Husband: “What are you doing standing there, staring into the fridge?”

Wife: “Fighting temptation, dear.”

 

Heaven

Q: Why are there so few men with whiskers in heaven?

A: Because most men get in by a close shave.

 

Harp n' roll

Saint Peter to new arrival from a rock group: I'm sorry, you'll have to be satisfied with the harp. There are no electric guitars up here.”

 

Priest: “Do you want to go to heaven?”

Parishioner: “No, father.”

Shocked priest: “But you must want to go to heaven when you die!”

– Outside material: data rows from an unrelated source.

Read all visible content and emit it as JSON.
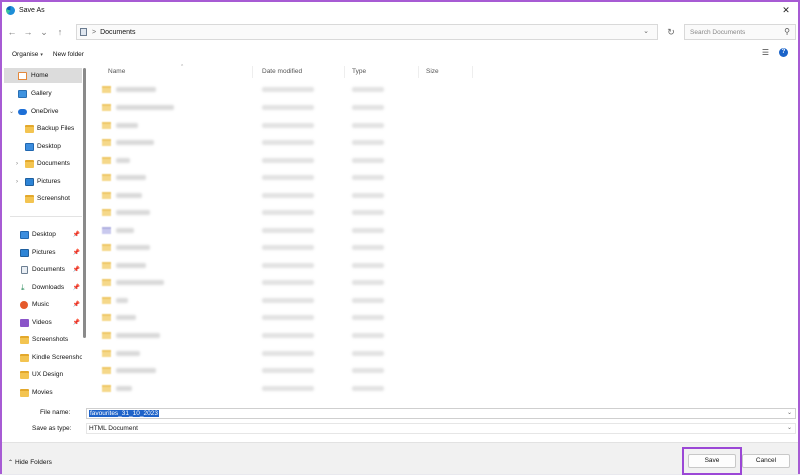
{
  "window": {
    "title": "Save As",
    "close_glyph": "✕"
  },
  "address_bar": {
    "back_glyph": "←",
    "forward_glyph": "→",
    "recent_glyph": "⌄",
    "up_glyph": "↑",
    "separator": ">",
    "path": "Documents",
    "dropdown_glyph": "⌄",
    "refresh_glyph": "↻",
    "search_placeholder": "Search Documents",
    "search_glyph": "⚲"
  },
  "toolbar": {
    "organise_label": "Organise",
    "new_folder_label": "New folder",
    "view_glyph": "☰",
    "help_glyph": "?"
  },
  "navigation": {
    "items": [
      {
        "label": "Home",
        "icon": "home-icon",
        "selected": true
      },
      {
        "label": "Gallery",
        "icon": "gallery-icon"
      },
      {
        "label": "OneDrive",
        "icon": "cloud-icon",
        "expander": "⌄"
      },
      {
        "label": "Backup Files",
        "icon": "folder-icon"
      },
      {
        "label": "Desktop",
        "icon": "desktop-icon"
      },
      {
        "label": "Documents",
        "icon": "folder-icon",
        "expander": "›"
      },
      {
        "label": "Pictures",
        "icon": "pictures-icon",
        "expander": "›"
      },
      {
        "label": "Screenshot",
        "icon": "folder-icon"
      },
      {
        "label": "Desktop",
        "icon": "desktop-icon",
        "pinned": true
      },
      {
        "label": "Pictures",
        "icon": "pictures-icon",
        "pinned": true
      },
      {
        "label": "Documents",
        "icon": "documents-icon",
        "pinned": true
      },
      {
        "label": "Downloads",
        "icon": "downloads-icon",
        "pinned": true
      },
      {
        "label": "Music",
        "icon": "music-icon",
        "pinned": true
      },
      {
        "label": "Videos",
        "icon": "videos-icon",
        "pinned": true
      },
      {
        "label": "Screenshots",
        "icon": "folder-icon"
      },
      {
        "label": "Kindle Screenshot",
        "icon": "folder-icon"
      },
      {
        "label": "UX Design",
        "icon": "folder-icon"
      },
      {
        "label": "Movies",
        "icon": "folder-icon"
      }
    ],
    "pin_glyph": "📌"
  },
  "columns": {
    "name": "Name",
    "date_modified": "Date modified",
    "type": "Type",
    "size": "Size"
  },
  "fields": {
    "file_name_label": "File name:",
    "file_name_value": "favourites_31_10_2023",
    "save_as_type_label": "Save as type:",
    "save_as_type_value": "HTML Document",
    "dropdown_glyph": "⌄"
  },
  "footer": {
    "hide_folders_label": "Hide Folders",
    "hide_caret": "⌃",
    "save_label": "Save",
    "cancel_label": "Cancel"
  },
  "colors": {
    "accent": "#1f63c9",
    "highlight": "#9b47d6",
    "folder": "#f3c451"
  }
}
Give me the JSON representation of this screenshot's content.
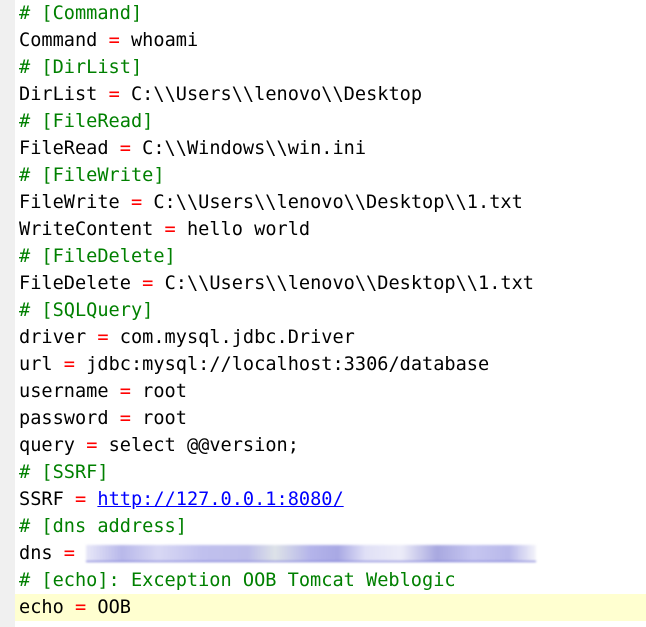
{
  "lines": [
    {
      "type": "comment",
      "text": "# [Command]"
    },
    {
      "type": "kv",
      "key": "Command",
      "op": "=",
      "value": "whoami"
    },
    {
      "type": "comment",
      "text": "# [DirList]"
    },
    {
      "type": "kv",
      "key": "DirList",
      "op": "=",
      "value": "C:\\\\Users\\\\lenovo\\\\Desktop"
    },
    {
      "type": "comment",
      "text": "# [FileRead]"
    },
    {
      "type": "kv",
      "key": "FileRead",
      "op": "=",
      "value": "C:\\\\Windows\\\\win.ini"
    },
    {
      "type": "comment",
      "text": "# [FileWrite]"
    },
    {
      "type": "kv",
      "key": "FileWrite",
      "op": "=",
      "value": "C:\\\\Users\\\\lenovo\\\\Desktop\\\\1.txt"
    },
    {
      "type": "kv",
      "key": "WriteContent",
      "op": "=",
      "value": "hello world"
    },
    {
      "type": "comment",
      "text": "# [FileDelete]"
    },
    {
      "type": "kv",
      "key": "FileDelete",
      "op": "=",
      "value": "C:\\\\Users\\\\lenovo\\\\Desktop\\\\1.txt"
    },
    {
      "type": "comment",
      "text": "# [SQLQuery]"
    },
    {
      "type": "kv",
      "key": "driver",
      "op": "=",
      "value": "com.mysql.jdbc.Driver"
    },
    {
      "type": "kv",
      "key": "url",
      "op": "=",
      "value": "jdbc:mysql://localhost:3306/database"
    },
    {
      "type": "kv",
      "key": "username",
      "op": "=",
      "value": "root"
    },
    {
      "type": "kv",
      "key": "password",
      "op": "=",
      "value": "root"
    },
    {
      "type": "kv",
      "key": "query",
      "op": "=",
      "value": "select @@version;"
    },
    {
      "type": "comment",
      "text": "# [SSRF]"
    },
    {
      "type": "link",
      "key": "SSRF",
      "op": "=",
      "value": "http://127.0.0.1:8080/"
    },
    {
      "type": "comment",
      "text": "# [dns address]"
    },
    {
      "type": "redacted",
      "key": "dns",
      "op": "="
    },
    {
      "type": "comment",
      "text": "# [echo]: Exception OOB Tomcat Weblogic"
    },
    {
      "type": "kv",
      "key": "echo",
      "op": "=",
      "value": "OOB",
      "current": true
    }
  ],
  "colors": {
    "comment": "#008000",
    "operator": "#ff0000",
    "link": "#0000ff",
    "current_line": "#ffffd0",
    "gutter": "#f0f0f0"
  }
}
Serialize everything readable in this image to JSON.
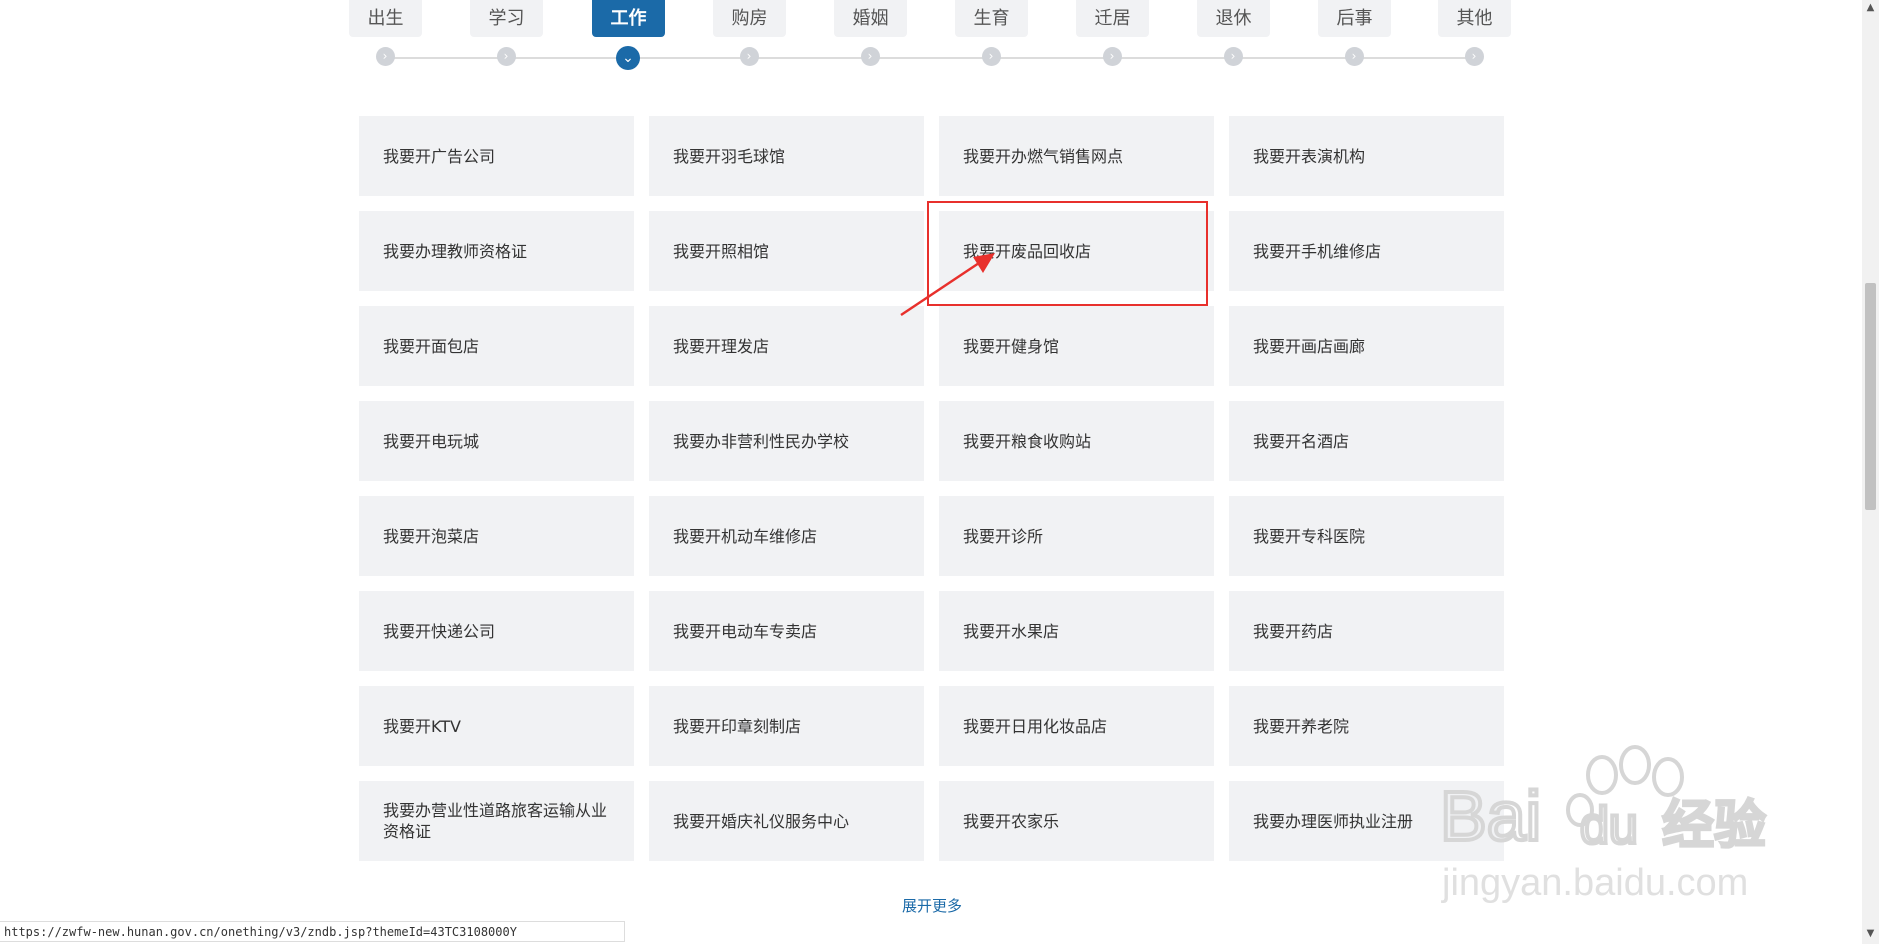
{
  "tabs": [
    {
      "label": "出生"
    },
    {
      "label": "学习"
    },
    {
      "label": "工作",
      "active": true
    },
    {
      "label": "购房"
    },
    {
      "label": "婚姻"
    },
    {
      "label": "生育"
    },
    {
      "label": "迁居"
    },
    {
      "label": "退休"
    },
    {
      "label": "后事"
    },
    {
      "label": "其他"
    }
  ],
  "timeline": {
    "dot_icon": "chevron-right-icon",
    "active_icon": "chevron-down-icon",
    "active_index": 2
  },
  "items": [
    "我要开广告公司",
    "我要开羽毛球馆",
    "我要开办燃气销售网点",
    "我要开表演机构",
    "我要办理教师资格证",
    "我要开照相馆",
    "我要开废品回收店",
    "我要开手机维修店",
    "我要开面包店",
    "我要开理发店",
    "我要开健身馆",
    "我要开画店画廊",
    "我要开电玩城",
    "我要办非营利性民办学校",
    "我要开粮食收购站",
    "我要开名酒店",
    "我要开泡菜店",
    "我要开机动车维修店",
    "我要开诊所",
    "我要开专科医院",
    "我要开快递公司",
    "我要开电动车专卖店",
    "我要开水果店",
    "我要开药店",
    "我要开KTV",
    "我要开印章刻制店",
    "我要开日用化妆品店",
    "我要开养老院",
    "我要办营业性道路旅客运输从业资格证",
    "我要开婚庆礼仪服务中心",
    "我要开农家乐",
    "我要办理医师执业注册"
  ],
  "highlighted_item": "我要开废品回收店",
  "more_label": "展开更多",
  "status_url": "https://zwfw-new.hunan.gov.cn/onething/v3/zndb.jsp?themeId=43TC3108000Y",
  "colors": {
    "accent": "#1b6aa8",
    "highlight": "#e8302c",
    "card_bg": "#f1f2f4"
  }
}
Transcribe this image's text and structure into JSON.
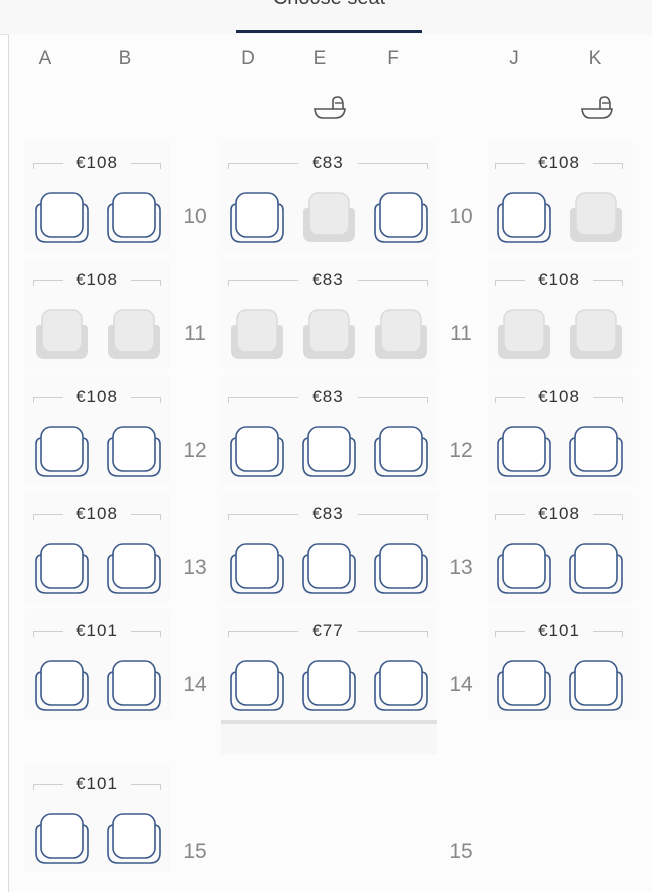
{
  "header": {
    "tab_label": "Choose seat"
  },
  "columns": [
    "A",
    "B",
    "D",
    "E",
    "F",
    "J",
    "K"
  ],
  "rows": [
    {
      "number": "10",
      "prices": {
        "left": "€108",
        "middle": "€83",
        "right": "€108"
      },
      "seats": {
        "A": "available",
        "B": "available",
        "D": "available",
        "E": "occupied",
        "F": "available",
        "J": "available",
        "K": "occupied"
      }
    },
    {
      "number": "11",
      "prices": {
        "left": "€108",
        "middle": "€83",
        "right": "€108"
      },
      "seats": {
        "A": "occupied",
        "B": "occupied",
        "D": "occupied",
        "E": "occupied",
        "F": "occupied",
        "J": "occupied",
        "K": "occupied"
      }
    },
    {
      "number": "12",
      "prices": {
        "left": "€108",
        "middle": "€83",
        "right": "€108"
      },
      "seats": {
        "A": "available",
        "B": "available",
        "D": "available",
        "E": "available",
        "F": "available",
        "J": "available",
        "K": "available"
      }
    },
    {
      "number": "13",
      "prices": {
        "left": "€108",
        "middle": "€83",
        "right": "€108"
      },
      "seats": {
        "A": "available",
        "B": "available",
        "D": "available",
        "E": "available",
        "F": "available",
        "J": "available",
        "K": "available"
      }
    },
    {
      "number": "14",
      "prices": {
        "left": "€101",
        "middle": "€77",
        "right": "€101"
      },
      "seats": {
        "A": "available",
        "B": "available",
        "D": "available",
        "E": "available",
        "F": "available",
        "J": "available",
        "K": "available"
      }
    },
    {
      "number": "15",
      "prices": {
        "left": "€101"
      },
      "seats": {
        "A": "available",
        "B": "available"
      }
    }
  ],
  "icons": {
    "bassinet": "bassinet-icon"
  },
  "colors": {
    "available_outline": "#3d5a8a",
    "occupied_fill": "#ebebeb",
    "occupied_outline": "#dadada",
    "accent": "#1a2b4c"
  }
}
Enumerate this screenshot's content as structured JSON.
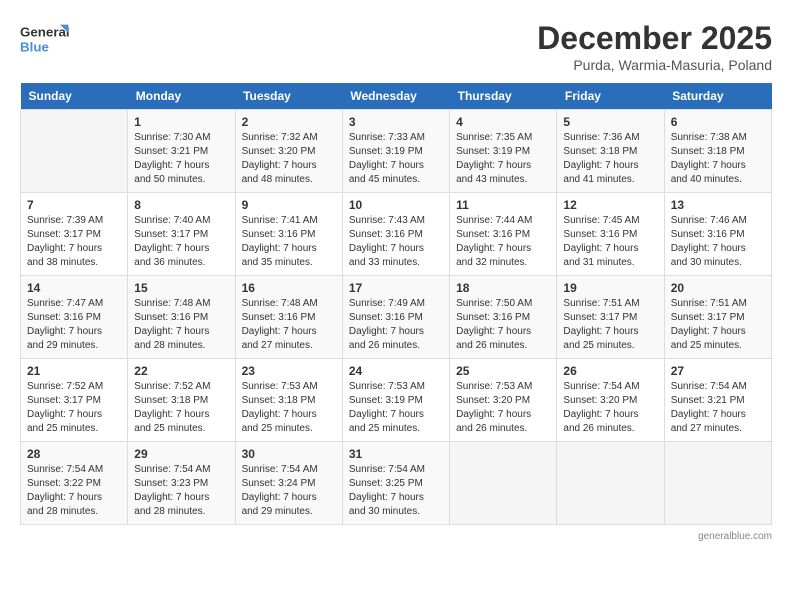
{
  "header": {
    "logo_line1": "General",
    "logo_line2": "Blue",
    "month_title": "December 2025",
    "subtitle": "Purda, Warmia-Masuria, Poland"
  },
  "weekdays": [
    "Sunday",
    "Monday",
    "Tuesday",
    "Wednesday",
    "Thursday",
    "Friday",
    "Saturday"
  ],
  "weeks": [
    [
      {
        "day": "",
        "info": ""
      },
      {
        "day": "1",
        "info": "Sunrise: 7:30 AM\nSunset: 3:21 PM\nDaylight: 7 hours\nand 50 minutes."
      },
      {
        "day": "2",
        "info": "Sunrise: 7:32 AM\nSunset: 3:20 PM\nDaylight: 7 hours\nand 48 minutes."
      },
      {
        "day": "3",
        "info": "Sunrise: 7:33 AM\nSunset: 3:19 PM\nDaylight: 7 hours\nand 45 minutes."
      },
      {
        "day": "4",
        "info": "Sunrise: 7:35 AM\nSunset: 3:19 PM\nDaylight: 7 hours\nand 43 minutes."
      },
      {
        "day": "5",
        "info": "Sunrise: 7:36 AM\nSunset: 3:18 PM\nDaylight: 7 hours\nand 41 minutes."
      },
      {
        "day": "6",
        "info": "Sunrise: 7:38 AM\nSunset: 3:18 PM\nDaylight: 7 hours\nand 40 minutes."
      }
    ],
    [
      {
        "day": "7",
        "info": "Sunrise: 7:39 AM\nSunset: 3:17 PM\nDaylight: 7 hours\nand 38 minutes."
      },
      {
        "day": "8",
        "info": "Sunrise: 7:40 AM\nSunset: 3:17 PM\nDaylight: 7 hours\nand 36 minutes."
      },
      {
        "day": "9",
        "info": "Sunrise: 7:41 AM\nSunset: 3:16 PM\nDaylight: 7 hours\nand 35 minutes."
      },
      {
        "day": "10",
        "info": "Sunrise: 7:43 AM\nSunset: 3:16 PM\nDaylight: 7 hours\nand 33 minutes."
      },
      {
        "day": "11",
        "info": "Sunrise: 7:44 AM\nSunset: 3:16 PM\nDaylight: 7 hours\nand 32 minutes."
      },
      {
        "day": "12",
        "info": "Sunrise: 7:45 AM\nSunset: 3:16 PM\nDaylight: 7 hours\nand 31 minutes."
      },
      {
        "day": "13",
        "info": "Sunrise: 7:46 AM\nSunset: 3:16 PM\nDaylight: 7 hours\nand 30 minutes."
      }
    ],
    [
      {
        "day": "14",
        "info": "Sunrise: 7:47 AM\nSunset: 3:16 PM\nDaylight: 7 hours\nand 29 minutes."
      },
      {
        "day": "15",
        "info": "Sunrise: 7:48 AM\nSunset: 3:16 PM\nDaylight: 7 hours\nand 28 minutes."
      },
      {
        "day": "16",
        "info": "Sunrise: 7:48 AM\nSunset: 3:16 PM\nDaylight: 7 hours\nand 27 minutes."
      },
      {
        "day": "17",
        "info": "Sunrise: 7:49 AM\nSunset: 3:16 PM\nDaylight: 7 hours\nand 26 minutes."
      },
      {
        "day": "18",
        "info": "Sunrise: 7:50 AM\nSunset: 3:16 PM\nDaylight: 7 hours\nand 26 minutes."
      },
      {
        "day": "19",
        "info": "Sunrise: 7:51 AM\nSunset: 3:17 PM\nDaylight: 7 hours\nand 25 minutes."
      },
      {
        "day": "20",
        "info": "Sunrise: 7:51 AM\nSunset: 3:17 PM\nDaylight: 7 hours\nand 25 minutes."
      }
    ],
    [
      {
        "day": "21",
        "info": "Sunrise: 7:52 AM\nSunset: 3:17 PM\nDaylight: 7 hours\nand 25 minutes."
      },
      {
        "day": "22",
        "info": "Sunrise: 7:52 AM\nSunset: 3:18 PM\nDaylight: 7 hours\nand 25 minutes."
      },
      {
        "day": "23",
        "info": "Sunrise: 7:53 AM\nSunset: 3:18 PM\nDaylight: 7 hours\nand 25 minutes."
      },
      {
        "day": "24",
        "info": "Sunrise: 7:53 AM\nSunset: 3:19 PM\nDaylight: 7 hours\nand 25 minutes."
      },
      {
        "day": "25",
        "info": "Sunrise: 7:53 AM\nSunset: 3:20 PM\nDaylight: 7 hours\nand 26 minutes."
      },
      {
        "day": "26",
        "info": "Sunrise: 7:54 AM\nSunset: 3:20 PM\nDaylight: 7 hours\nand 26 minutes."
      },
      {
        "day": "27",
        "info": "Sunrise: 7:54 AM\nSunset: 3:21 PM\nDaylight: 7 hours\nand 27 minutes."
      }
    ],
    [
      {
        "day": "28",
        "info": "Sunrise: 7:54 AM\nSunset: 3:22 PM\nDaylight: 7 hours\nand 28 minutes."
      },
      {
        "day": "29",
        "info": "Sunrise: 7:54 AM\nSunset: 3:23 PM\nDaylight: 7 hours\nand 28 minutes."
      },
      {
        "day": "30",
        "info": "Sunrise: 7:54 AM\nSunset: 3:24 PM\nDaylight: 7 hours\nand 29 minutes."
      },
      {
        "day": "31",
        "info": "Sunrise: 7:54 AM\nSunset: 3:25 PM\nDaylight: 7 hours\nand 30 minutes."
      },
      {
        "day": "",
        "info": ""
      },
      {
        "day": "",
        "info": ""
      },
      {
        "day": "",
        "info": ""
      }
    ]
  ]
}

Parishioner: “Oh yes, when I die, Father. But I thought you were getting a party together right now.”

 

Happy marriage

An elderly couple were asked the secret of their long and happy marriage, and the wife explained: “In our house, my husband makes all the major decisions and I make all the minor ones. For example, he decides such things as what we should do about East-West trade, crime in the streets, the war in Iraq, welfare cheating, and any increase in taxes. I take care of the minor things such as to which house we buy, what kind of car we drive, how much money we spend, and how we raise the children.

 

Grand-dad and the Computer

The computer swallowed Grand-dad

Yes honestly, it's true.

He pressed 'control' and 'enter'

And disappeared from view.

It's devoured him completely

The thought just makes me squirm.

Maybe he's caught a virus

Or been eaten by a worm.

I've searched through the recycle bin

And files of every kind.

I've even used the internet

But nothing could I find.

I asked Jeeves in desperation

My searches to refine.

The reply from him was negative

Not a thing was found online.

So, if someday in your 'In Box'

My Grand-dad you should see.

Please 'Scan', 'Copy' and 'Paste' him

In an e-mail back to me.

 

Why a university would never give God a PhD

1. He had only one major publication. 

2. It was in Hebrew. 

3. It had no references. 

4. It wasn't published in a refereed journal. 

5. Some even doubt he wrote it by himself. 

6. It may be true that he created the world, but what has he done since then? 

7. His cooperative efforts have been quite limited. 

8. The scientific community has had a hard time replicating his results.

9. He never applied to the ethics board for permission to use human subjects. 

10. When one experiment went awry he tried to cover it by drowning his subjects. 

11. When subjects didn't behave as predicted, he deleted them from the sample. 

12. He rarely came to class, just told students to read the book. 

13. Some say he had his son teach the class. 

14. He expelled his first two students for learning. 

15. Although there were only 10 requirements, most of his students failed his tests. 

16. His office hours were infrequent and usually held on a mountain top.